Felizmente existem livros de André Luiz a levantar o véu de sobre outras realidades após a morte, temos por exemplo o livro E a vida continua... o 13º livro da colecção a que pertence o livro Nosso Lar abordado no início deste texto, onde temos a oportunidade de acompanhar o desencarne de duas pessoas ainda longe da santidade e mesmo assim vivem um despertar no mundo espiritual bem distinto do Umbral.

Então, não queiramos incluir no espiritismo algo semelhante ao conceito de inferno presente ao longo dos séculos em várias correntes espiritualistas, não façamos juízos sobre as atitudes de quem nos rodeia (de certeza que estão a fazer o melhor que sabem e podem no contexto onde estão inseridos) e sobretudo, não arranjemos penas que nada mais são do que demonstração de ignorância ou imposição de poder através do medo.

Em lugar de sentenças como: "fizeste x estás tramado e de certeza que vais parar ao Umbral", ajudemos as pessoas a ultrapassar a culpa, a aprenderem o benefício do perdão, a dotarem-se de conhecimento espiritual útil, etc.

Exercitemos o nosso raciocínio lógico e não deixemos de ler, reler e consultar a obra básica sempre que existirem dúvidas.

O estado de felicidade ou infelicidade na realidade estão dentro de nós não tanto em lugares especificos, como está bem documentado nas perguntas 1012 e 1013 de O Livro dos Espíritos:

"1012 − Há algum lugar circunscrito no Universo destinado às penas e recompensas dos Espíritos, segundo os seus méritos?

Já respondemos a esta pergunta.
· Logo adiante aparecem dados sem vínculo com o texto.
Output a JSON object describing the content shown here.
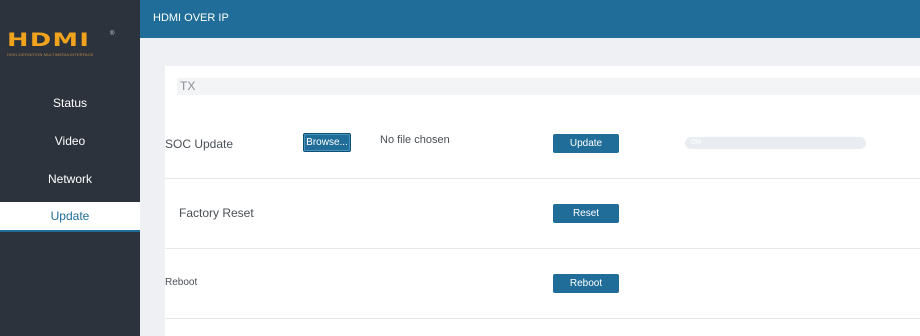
{
  "logo": {
    "mark": "HDMI",
    "reg": "®",
    "tagline": "HIGH-DEFINITION MULTIMEDIA INTERFACE"
  },
  "sidebar": {
    "items": [
      {
        "label": "Status",
        "active": false
      },
      {
        "label": "Video",
        "active": false
      },
      {
        "label": "Network",
        "active": false
      },
      {
        "label": "Update",
        "active": true
      }
    ]
  },
  "header": {
    "title": "HDMI OVER IP"
  },
  "panel": {
    "section_title": "TX",
    "soc_update": {
      "label": "SOC Update",
      "browse_label": "Browse...",
      "file_status": "No file chosen",
      "update_label": "Update",
      "progress_value": 0,
      "progress_text": "0%"
    },
    "factory_reset": {
      "label": "Factory Reset",
      "button_label": "Reset"
    },
    "reboot": {
      "label": "Reboot",
      "button_label": "Reboot"
    }
  },
  "colors": {
    "accent": "#1f6d98",
    "sidebar_bg": "#2c333c",
    "logo_orange": "#f0a31c"
  }
}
As penas e as recompensas são inerentes ao grau de perfeição a que chegaram os Espíritos. Cada um encontra em si mesmo o princípio da sua própria felicidade ou infelicidade. Como os Espíritos estão por toda a parte, nenhum lugar circunscrito ou fechado se destina mais a uns do que a outros. Quanto aos Espíritos encarnados, são mais ou menos felizes ou infelizes, segundo o grau de evolução do mundo em que habitam.

1012-a. De acordo com isso, o inferno e o paraíso não existem como são representados?

São apenas imagens simbólicas. Espíritos felizes e infelizes há-os por toda a parte. Entretanto, como já o dissemos também, os Espíritos da mesma ordem reúnem-se por simpatia. Quanto aos Espíritos perfeitos, podem reunir-se onde quiserem.
− A localização concreta do lugar das penas e das recompensas só existe imaginariamente. Provém da tendência de materializar e circunscrever as coisas cuja essência  infinita não se pode compreender."

Não transformemos o Umbral no inferno dos espíritas, nem tão pouco num local de passagem obrigatória, sim?